We last ate Hrishikesh Desai’s food on our 45th wedding anniversary. Five years later, to the day, we were back for the “big one”. It was a dinner that promised to be exciting . Desai often takes local ingredients and presents a dish that, at first, you think is going to be a prime example of Modern British cuisine. But, skilfully and confidently, he weaves an Indian spice or flavouring into the food. It could all be a bit fusiony and a bit of a “show off” but it isn’t and it really works.
The eponymous restaurant is the main dining experience at the Gilpin Hotel and it’s spaced over several rooms in the main house. This gives a feeling of small scale intimacy – there were only five other tables in the room where we were seated. There’s a nice bar and lounge but it was a lovely evening and we took aperitifs on the terrace.
The tasting menu kicks off with a couple of snacks. A single bite pastry case, filled with Cumbrian beef tartare and topped with a potato foam. And a tiny “cornetto”, filled with a goat’s cheese mousse and topped with a ball of red pepper gel. Yes, it looks exactly like something you’d get off the ice cream van.
The first starter was our favourite course. Isle of Wight cherry tomatoes had been semi-dehydrated to concentrate the flavour and were dressed with a coriander oil. A delicious gazpacho was poured around. And, as a centrepiece to the plate, a spoonful of tomato sorbet – not something to die for, but a recipe maybe to kill for. This plate was a stunner. That was followed by duck liver parfait which was as rich a flavour as you’re going to want to come across. There’s a little jalapeno and cherry compote to cut through it. And two mini brioche on the side – and not just any old broche. These have been flavoured with masala spices from the classic Mumbai street food, pav bhaji. My wife has an aversion to liver, so was served a vegetarian alternative – a concoction of aubergine and mushrooms, both cooked and raw. Also excellent.
The fish course featured perfectly poached lobster tail. There’s also shredded lobster meat. It’s dressed with an excellent, and very refined, sambar sauce – a very rustic version was last seen in one of our favourite Indian restaurants, accompanying a dosa. Lamb “laal maas” was a new dish on the menu. There was lamb loin and a croquette of long braised lamb neck fillet – both absolutely delicious. Different preparations of carrot came together in a very elegant preparation, bringing a sweetness that contrasted nicely with a perky laal maas sauce. Apparently, Desai had previously felt unable to prepare the dish because he couldn’t reliably source the traditional Mathania chillis used in Rajasthan
For the first dessert, there was a pastry case, filled with a passion fruit cream. That’s topped with alternating raspberries and mini meringues. Alongside a lovely yoghurt sorbet and, even here, Desai finds room for a little spice, incorporating just a hint of black pepper.
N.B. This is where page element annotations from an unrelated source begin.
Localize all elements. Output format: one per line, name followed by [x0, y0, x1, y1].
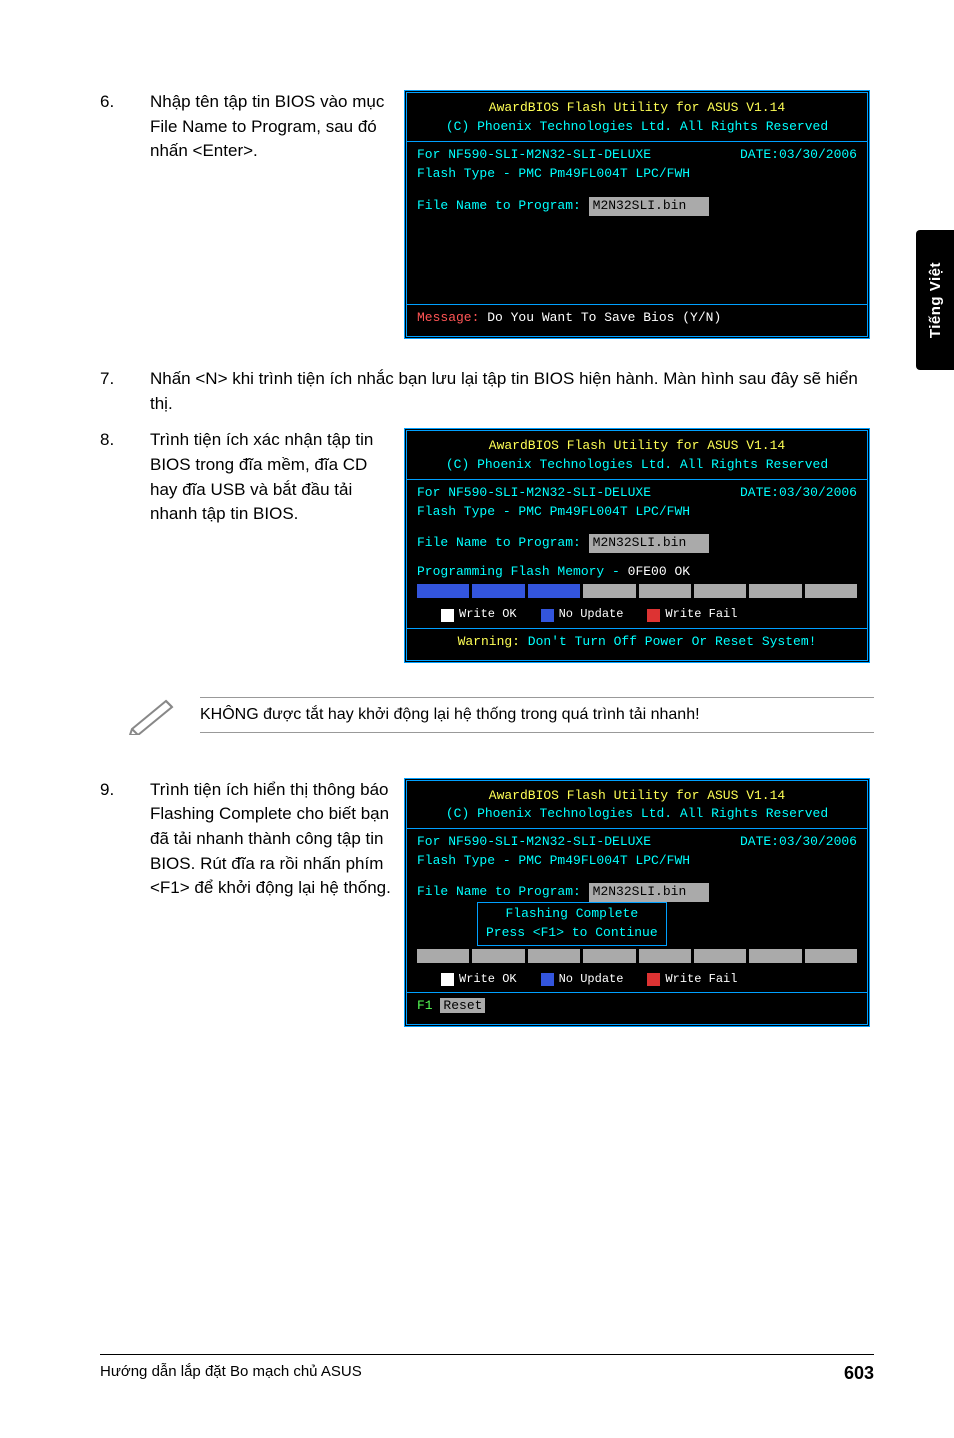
pencil-note-icon — [126, 691, 180, 740]
bios3-title: AwardBIOS Flash Utility for ASUS V1.14 — [417, 787, 857, 806]
bios3-file-value: M2N32SLI.bin — [589, 883, 709, 902]
bios1-msg-label: Message: — [417, 310, 479, 325]
bios-screen-1: AwardBIOS Flash Utility for ASUS V1.14 (… — [404, 90, 870, 339]
step-9-text: Trình tiện ích hiển thị thông báo Flashi… — [150, 778, 394, 901]
swatch-red-icon — [647, 973, 660, 986]
bios1-msg-text: Do You Want To Save Bios (Y/N) — [479, 310, 721, 325]
bios3-board-row: For NF590-SLI-M2N32-SLI-DELUXE DATE:03/30… — [417, 833, 857, 852]
swatch-blue-icon — [541, 609, 554, 622]
bios3-date: DATE:03/30/2006 — [740, 833, 857, 852]
bios2-board: For NF590-SLI-M2N32-SLI-DELUXE — [417, 485, 651, 500]
step-7-number: 7. — [100, 367, 150, 416]
bios2-flash-type: Flash Type - PMC Pm49FL004T LPC/FWH — [417, 503, 857, 522]
bios1-file-row: File Name to Program: M2N32SLI.bin — [417, 197, 857, 216]
step-8-row: 8. Trình tiện ích xác nhận tập tin BIOS … — [100, 428, 874, 662]
bios3-legend: Write OK No Update Write Fail — [417, 971, 857, 988]
bios1-message-row: Message: Do You Want To Save Bios (Y/N) — [417, 309, 857, 328]
bios2-title: AwardBIOS Flash Utility for ASUS V1.14 — [417, 437, 857, 456]
bios3-file-label: File Name to Program: — [417, 884, 581, 899]
swatch-white-icon — [441, 973, 454, 986]
bios1-title: AwardBIOS Flash Utility for ASUS V1.14 — [417, 99, 857, 118]
bios3-flash-complete-box: Flashing Complete Press <F1> to Continue — [477, 902, 667, 946]
step-6-number: 6. — [100, 90, 150, 164]
bios2-prog-addr: 0FE00 OK — [628, 564, 690, 579]
bios2-date: DATE:03/30/2006 — [740, 484, 857, 503]
page-content: 6. Nhập tên tập tin BIOS vào mục File Na… — [0, 0, 954, 1438]
bios2-warn-text: Don't Turn Off Power Or Reset System! — [520, 634, 816, 649]
step-9: 9. Trình tiện ích hiển thị thông báo Fla… — [100, 778, 394, 901]
bios3-file-row: File Name to Program: M2N32SLI.bin — [417, 883, 857, 902]
bios2-copyright: (C) Phoenix Technologies Ltd. All Rights… — [417, 456, 857, 475]
bios1-file-label: File Name to Program: — [417, 198, 581, 213]
bios2-prog-row: Programming Flash Memory - 0FE00 OK — [417, 563, 857, 582]
bios1-copyright: (C) Phoenix Technologies Ltd. All Rights… — [417, 118, 857, 137]
page-number: 603 — [844, 1363, 874, 1384]
bios2-board-row: For NF590-SLI-M2N32-SLI-DELUXE DATE:03/30… — [417, 484, 857, 503]
bios2-file-row: File Name to Program: M2N32SLI.bin — [417, 534, 857, 553]
bios3-board: For NF590-SLI-M2N32-SLI-DELUXE — [417, 834, 651, 849]
note-callout: KHÔNG được tắt hay khởi động lại hệ thốn… — [126, 691, 874, 740]
step-6-text: Nhập tên tập tin BIOS vào mục File Name … — [150, 90, 394, 164]
swatch-white-icon — [441, 609, 454, 622]
bios3-copyright: (C) Phoenix Technologies Ltd. All Rights… — [417, 805, 857, 824]
bios1-board-row: For NF590-SLI-M2N32-SLI-DELUXE DATE:03/30… — [417, 146, 857, 165]
step-8: 8. Trình tiện ích xác nhận tập tin BIOS … — [100, 428, 394, 527]
bios3-flash-complete: Flashing Complete — [486, 905, 658, 924]
bios2-file-label: File Name to Program: — [417, 535, 581, 550]
legend3-write-fail: Write Fail — [647, 971, 737, 988]
step-9-row: 9. Trình tiện ích hiển thị thông báo Fla… — [100, 778, 874, 1027]
bios1-flash-type: Flash Type - PMC Pm49FL004T LPC/FWH — [417, 165, 857, 184]
bios2-warn-label: Warning: — [458, 634, 520, 649]
step-7-text: Nhấn <N> khi trình tiện ích nhắc bạn lưu… — [150, 367, 874, 416]
legend-write-ok: Write OK — [441, 606, 517, 623]
bios3-f1-label: F1 — [417, 998, 433, 1013]
legend-write-fail: Write Fail — [647, 606, 737, 623]
bios3-f1-row: F1 Reset — [417, 997, 857, 1016]
bios3-flash-type: Flash Type - PMC Pm49FL004T LPC/FWH — [417, 852, 857, 871]
legend-no-update: No Update — [541, 606, 624, 623]
note-text: KHÔNG được tắt hay khởi động lại hệ thốn… — [200, 698, 874, 732]
bios2-warning-row: Warning: Don't Turn Off Power Or Reset S… — [417, 633, 857, 652]
page-footer: Hướng dẫn lắp đặt Bo mạch chủ ASUS 603 — [100, 1354, 874, 1384]
bios3-reset: Reset — [440, 998, 485, 1013]
swatch-blue-icon — [541, 973, 554, 986]
step-8-text: Trình tiện ích xác nhận tập tin BIOS tro… — [150, 428, 394, 527]
legend3-no-update: No Update — [541, 971, 624, 988]
bios2-progress-bar — [417, 584, 857, 598]
legend3-write-ok: Write OK — [441, 971, 517, 988]
bios1-date: DATE:03/30/2006 — [740, 146, 857, 165]
bios3-progress-bar — [417, 949, 857, 963]
bios-screen-2: AwardBIOS Flash Utility for ASUS V1.14 (… — [404, 428, 870, 662]
swatch-red-icon — [647, 609, 660, 622]
step-6-row: 6. Nhập tên tập tin BIOS vào mục File Na… — [100, 90, 874, 339]
footer-left: Hướng dẫn lắp đặt Bo mạch chủ ASUS — [100, 1363, 362, 1384]
step-9-number: 9. — [100, 778, 150, 901]
step-7: 7. Nhấn <N> khi trình tiện ích nhắc bạn … — [100, 367, 874, 416]
bios2-prog-label: Programming Flash Memory - — [417, 564, 628, 579]
bios1-file-input[interactable]: M2N32SLI.bin — [589, 197, 709, 216]
bios2-legend: Write OK No Update Write Fail — [417, 606, 857, 623]
step-6: 6. Nhập tên tập tin BIOS vào mục File Na… — [100, 90, 394, 164]
bios1-board: For NF590-SLI-M2N32-SLI-DELUXE — [417, 147, 651, 162]
step-8-number: 8. — [100, 428, 150, 527]
bios2-file-value: M2N32SLI.bin — [589, 534, 709, 553]
bios-screen-3: AwardBIOS Flash Utility for ASUS V1.14 (… — [404, 778, 870, 1027]
bios3-press-f1: Press <F1> to Continue — [486, 924, 658, 943]
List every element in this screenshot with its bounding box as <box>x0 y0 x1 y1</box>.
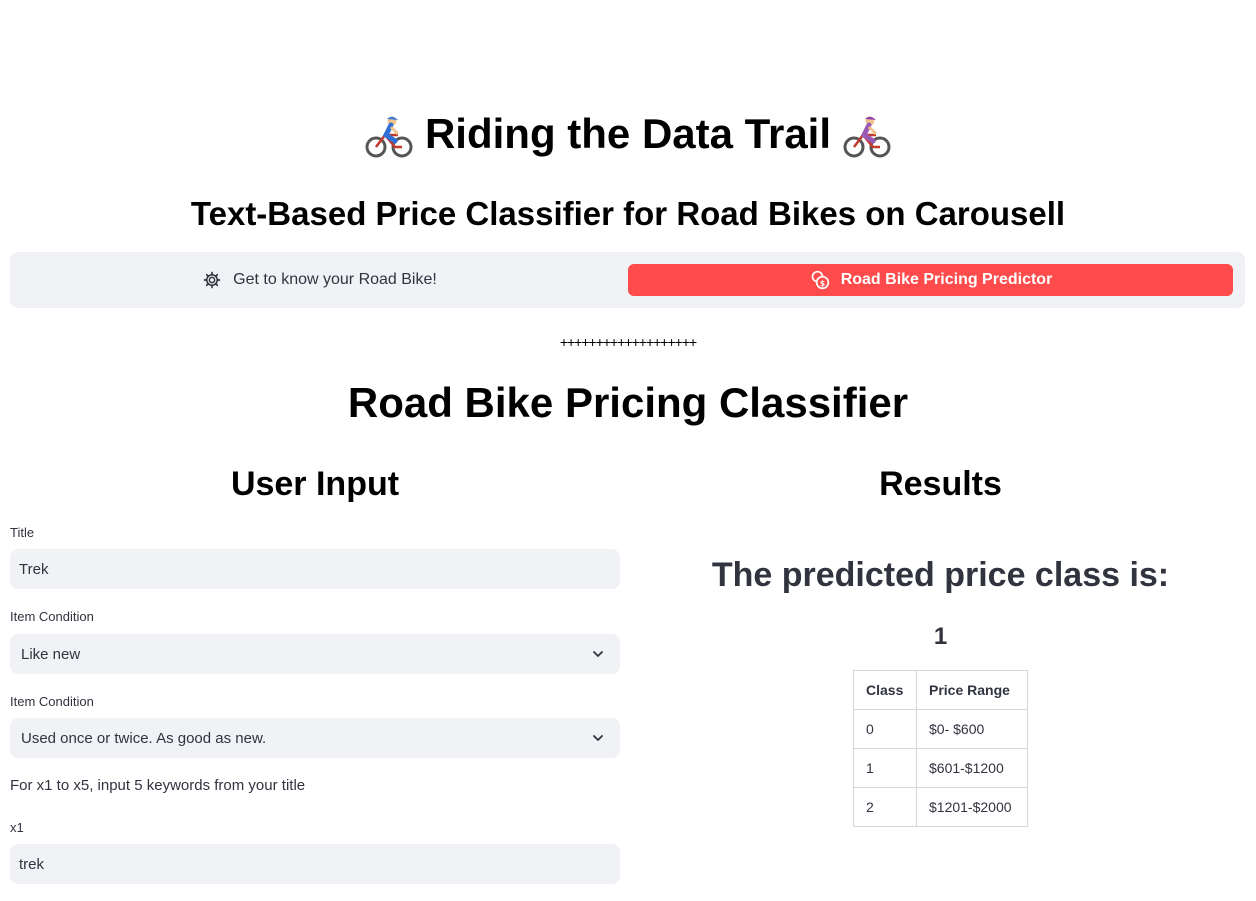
app-page: Riding the Data Trail Text-Based Price C… <box>0 0 1256 901</box>
table-cell: 1 <box>853 748 917 788</box>
condition2-field-label: Item Condition <box>10 694 94 709</box>
table-cell: 2 <box>853 787 917 827</box>
price-class-table: Class Price Range 0 $0- $600 1 $601-$120… <box>853 670 1028 827</box>
table-header-cell: Class <box>853 670 917 710</box>
chevron-down-icon <box>593 735 603 741</box>
table-cell: 0 <box>853 709 917 749</box>
cyclist-icon <box>365 116 413 158</box>
nav-item-pricing-predictor[interactable]: $ Road Bike Pricing Predictor <box>628 264 1233 296</box>
user-input-heading: User Input <box>230 465 400 503</box>
svg-text:$: $ <box>820 279 825 288</box>
condition-field-label: Item Condition <box>10 609 94 624</box>
condition-select[interactable]: Like new <box>10 634 620 674</box>
table-row: 1 $601-$1200 <box>853 748 1028 788</box>
title-input[interactable] <box>10 549 620 589</box>
table-row: 2 $1201-$2000 <box>853 787 1028 827</box>
prediction-text: The predicted price class is: <box>711 556 1170 594</box>
cyclist-icon <box>843 116 891 158</box>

If the first dish of tomatoes was our favourite, our final dish proved to be the one that we felt just didn’t come together completely. There was a lovely chocolate delice, along with banana bread and pannacotta, with a milk sorbet on the side.
We finished with good coffee and petit fours.
Service throughout, both from the main server and the sommelier, had been excellent.
I rarely mention restaurant prices. They are what they are. But, at £95, this represents exceptionally good value.